Os pesquisadores da Molfar identificaram mais de uma dúzia de casos de propaganda pró-Kremlin no Minecraft, no Roblox, nas versões russas de World of Tanks e World of Warships, no Fly Corp, no Armored Warfare e no War Thunder. Quase todos os exemplos exaltavam a vitória soviética sobre a Alemanha nazista — um tema que Putin e seus assessores vem usando para obter apoio para a guerra atual. Alguns deles tinham links explícitos para partidos políticos ou agências governamentais.

Não está claro se a Microsoft ou outras empresas tomaram medidas para bloquear os esforços russos ou o que teria sido feito. O Wargaming Group — criador de World of Tanks, World of Warships e outros jogos — com sede em Chipre, transferiu seus negócios na Rússia e na Bielorrússia, no ano passado, para o Lesta Studio, uma subsidiária em São Petersburgo. “A Wargaming é veemente no apoio ao povo da Ucrânia, ao nosso estúdio em Kiev e a nossos funcionários lá”, disse Alex Brewer-Disarufino, porta-voz da Wargaming na América do Norte, por e-mail.

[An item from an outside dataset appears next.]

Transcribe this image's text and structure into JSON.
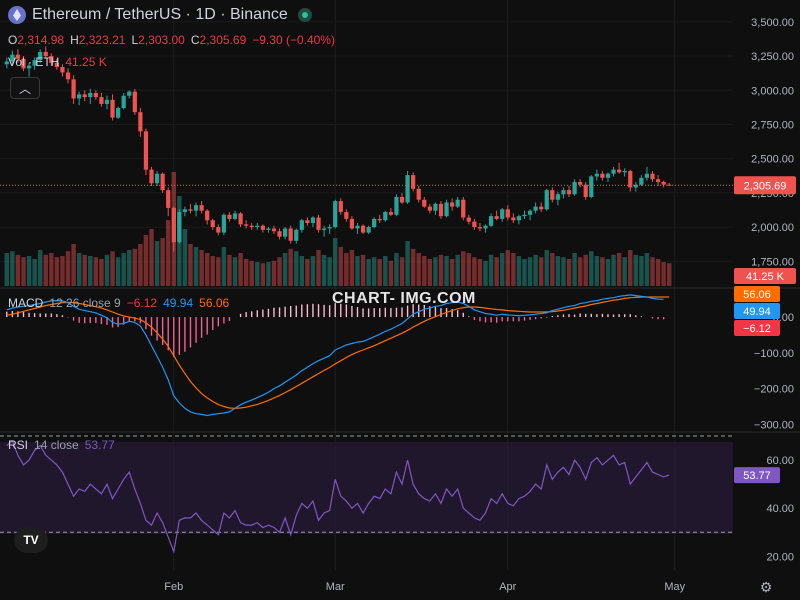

Jacob Davey, o chefe de pesquisa sobre extrema direita e movimentos de ódio no Instituto para Diálogo Estratégico em Londres, acredita que o Minecraft e outros jogos poderiam ser ferramentas úteis para quem busca influenciar jovens vulneráveis, especialmente se esses indivíduos já entraram em grupos privados com a intenção de discutir ideologias periféricas.

— Sabemos que atores hostis que buscam fazer a cabeça e influenciar pessoas são oportunistas — disse Davey, que estuda a presença de conteúdos extremistas no mundo dos jogos online — eles vão aonde pensam que vão encontrar uma audiência receptiva e adotam uma ampla gama de plataformas tecnológicas para propagar sua mensagem — completou.